While we have been agonising at the power of the social media companies to dictate the terms on which we live, in another part of the economic jungle a pair of big beasts is threatening the whole basis of market capitalism. If that sounds melodramatic, consider the financial firepower of Blackrock and Vanguard, purveyors of index funds to the masses.
Including the also-ran State Street, those masses have entrusted an almost unimaginable $19tn to these investment houses, or about a tenth of the market value of the world’s listed securities. The entire UK stock market, for example, is worth less than $2tn. The attractions to the owners of the capital are obvious. Their money is invested in shares (or whatever class they choose) but they are saved the bother of either choosing which ones, or of paying someone else to pick stocks for them.

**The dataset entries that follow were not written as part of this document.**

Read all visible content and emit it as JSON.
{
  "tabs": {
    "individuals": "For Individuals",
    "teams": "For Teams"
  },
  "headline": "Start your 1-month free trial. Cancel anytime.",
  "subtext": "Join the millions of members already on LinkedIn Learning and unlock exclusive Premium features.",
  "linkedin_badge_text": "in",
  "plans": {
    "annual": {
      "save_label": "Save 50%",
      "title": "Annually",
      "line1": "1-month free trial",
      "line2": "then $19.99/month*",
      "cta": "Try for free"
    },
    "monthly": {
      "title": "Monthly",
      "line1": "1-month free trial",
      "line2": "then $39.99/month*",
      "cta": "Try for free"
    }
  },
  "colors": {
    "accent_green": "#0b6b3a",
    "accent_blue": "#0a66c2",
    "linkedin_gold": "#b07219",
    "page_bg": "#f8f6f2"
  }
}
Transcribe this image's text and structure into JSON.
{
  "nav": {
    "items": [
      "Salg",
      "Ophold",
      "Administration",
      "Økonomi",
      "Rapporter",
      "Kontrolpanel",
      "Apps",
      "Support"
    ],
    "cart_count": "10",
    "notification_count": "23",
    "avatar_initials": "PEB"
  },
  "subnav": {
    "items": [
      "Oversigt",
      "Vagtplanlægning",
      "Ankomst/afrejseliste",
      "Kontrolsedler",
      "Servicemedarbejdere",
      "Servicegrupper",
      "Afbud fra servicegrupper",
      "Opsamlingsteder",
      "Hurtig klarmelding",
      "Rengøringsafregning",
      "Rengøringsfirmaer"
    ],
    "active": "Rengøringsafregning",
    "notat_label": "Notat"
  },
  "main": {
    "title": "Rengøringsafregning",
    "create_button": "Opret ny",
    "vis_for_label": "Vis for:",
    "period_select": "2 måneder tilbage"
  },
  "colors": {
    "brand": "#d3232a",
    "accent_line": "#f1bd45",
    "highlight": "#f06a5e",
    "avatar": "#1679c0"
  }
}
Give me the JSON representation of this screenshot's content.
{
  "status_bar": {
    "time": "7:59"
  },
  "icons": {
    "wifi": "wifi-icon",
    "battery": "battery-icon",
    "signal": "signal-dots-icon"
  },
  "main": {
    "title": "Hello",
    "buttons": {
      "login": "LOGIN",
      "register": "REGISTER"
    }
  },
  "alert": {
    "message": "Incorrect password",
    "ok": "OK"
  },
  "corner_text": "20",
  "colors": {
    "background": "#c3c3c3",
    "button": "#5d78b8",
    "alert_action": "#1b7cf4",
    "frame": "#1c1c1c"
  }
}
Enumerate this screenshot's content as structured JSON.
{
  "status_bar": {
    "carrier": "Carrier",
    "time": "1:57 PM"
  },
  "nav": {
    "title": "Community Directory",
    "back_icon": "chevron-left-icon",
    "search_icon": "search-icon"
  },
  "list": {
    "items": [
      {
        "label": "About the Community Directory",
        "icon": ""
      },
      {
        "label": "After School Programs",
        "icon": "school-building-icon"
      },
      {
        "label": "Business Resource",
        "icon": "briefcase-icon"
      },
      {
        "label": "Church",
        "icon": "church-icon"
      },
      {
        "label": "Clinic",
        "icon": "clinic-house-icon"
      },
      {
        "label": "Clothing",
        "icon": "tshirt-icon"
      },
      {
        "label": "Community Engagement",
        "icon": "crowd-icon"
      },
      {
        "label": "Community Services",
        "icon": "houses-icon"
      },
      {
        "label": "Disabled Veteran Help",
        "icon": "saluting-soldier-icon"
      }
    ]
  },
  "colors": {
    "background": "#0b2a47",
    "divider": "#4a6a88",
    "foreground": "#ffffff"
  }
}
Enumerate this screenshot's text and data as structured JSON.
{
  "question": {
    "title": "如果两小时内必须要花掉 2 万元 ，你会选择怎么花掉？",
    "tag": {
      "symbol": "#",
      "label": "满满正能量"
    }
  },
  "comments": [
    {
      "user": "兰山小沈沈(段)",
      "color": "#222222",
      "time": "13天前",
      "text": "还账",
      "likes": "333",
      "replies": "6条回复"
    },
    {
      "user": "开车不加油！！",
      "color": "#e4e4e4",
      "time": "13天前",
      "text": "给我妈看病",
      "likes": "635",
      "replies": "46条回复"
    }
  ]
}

The investment process, tracking a chosen index, is simple to understand and to operate, so charges are much lower than with a managed fund. Besides, the traditional fund management industry is essentially self-serving, where the amount of capital that can be gathered is much more important for managers’ rewards than how good they are at investing. Even poorly-performing managers can keep drawing fees for years.
The managers at Blackrock and Vanguard have still less interest in how their funds perform than does your average fund manager. They are not even trying to do well. If a stock goes into an index one day, and drops out at a lower price a few months later (as Homeserve did for the FTSE100) that is not their problem. They are doing what they promised, and it is hardly their fault if you’ve picked the wrong index to track.
But success in attracting such vast sums has brought its own problems. As the biggest shareholders in many of the west’s leading companies, there’s the awkward question of exercising the votes attached to the shares. Both behemoths pay lip service to the ESG crowd, saying how shocked they are at the prospect of bad behaviour at the companies whose shares they hold. They are even gumming the oil majors (but not too hard) to keep the green lobby at bay.
Yet this is not really what they want to do, any more than to become the arbiters in takeover contests. They may be the technical owners, but the companies’ behaviour makes no difference to their business. Besides, they may lack the analysts to make a better decision in a bid battle than even, say, a financial journalist. The trackers are not much interested in voting their shares, anyway. They are the principal suppliers of ammunition to the short sellers who borrow stock (with its votes) to cause disruption.
Bloomberg’s Matt Levine has also speculated that if Blackrock were to own 10 per cent of every quoted airline (for example) that provides a powerful incentive to discourage the managements of the airlines from cutting prices or margins. There is no evidence that this has happened, but it’s clearly an anti-competitive possibility.
Finally, these funds increase the distance between the operating businesses and the beneficial owners of the shares. Even without the trackers, today’s version of capitalism is effectively played out between two sets of hired guns – corporate executives and fund managers. Rather than picking companies, investors pick managers. With a tracker they are effectively picking the managers’ managers. The FT lists half a page of share prices, and over two pages of investment funds.
This cannot be healthy for a thriving market in securities, any more than the rise of a dominant cabal of social media businesses has improved government and communications generally. Both problems look insuperable today, but too much power in too few unelected hands is not a recipe for prosperity and harmony. Another problem to add to Sleepy Joe’s list.
A vehicle for subsidies
You have not heard of Stellantis. You may not have heard of its boss, Carlos Tavares. You have heard of Fiat, Chrysler and Peugeot, which formally merged last weekend to become Stellantis, a meaningless name which perhaps betrays how little each brand is worth. The new company also employs 1,100 making the Vauxhall Astra at Ellesmere Port, but not for the first time, the shadow of the axe is over the plant.
Mr Tavares has no complaints about the highly productive workforce. He is mighty exercised by the UK government’s Gadarene dash to go green: “If you change, brutally, the rules and if you restrict the rules for business then there is at one point in time a problem, the more that we put stringent objectives on the automotive industry the more you get close to that limit.”
The brutal rule-change is, of course, the casual way the Prime Minister brought forward the ban on the sale of new non-electric cars to 2030. Mr Tavares, atop his empire of 200,000 jobs, might feel that is the last straw for the little non-EU outlier on the Wirral. Unless, of course, there’s a little help from the taxpayer to go electric.
The taxpayer might wonder where the electric subsidies stop. The bribe for company cars is little short of scandalous. A higher-rate taxpayer driving a company BMW 3-series will pay a benefit-in-kind tax of around £13,700 over three years. If instead she opts for a Nissan Leaf, the bill will be just £423, while the company can immediately write off the whole cost of the car against corporation tax.
Electric cars attract a £3,000 grant, pay zero road tax, escape parking charges and miraculously do not cause congestion, thus escaping London’s congestion charge. But we need even more subsidy, pleads RAC, the motoring lobby group. Please exempt electric cars from VAT, since the buyers would like to pay less, and the existing rich array of bribes is not enough to overcome our range anxiety. The solution is obvious: billions more in subsidies to build charging points. What are we waiting for!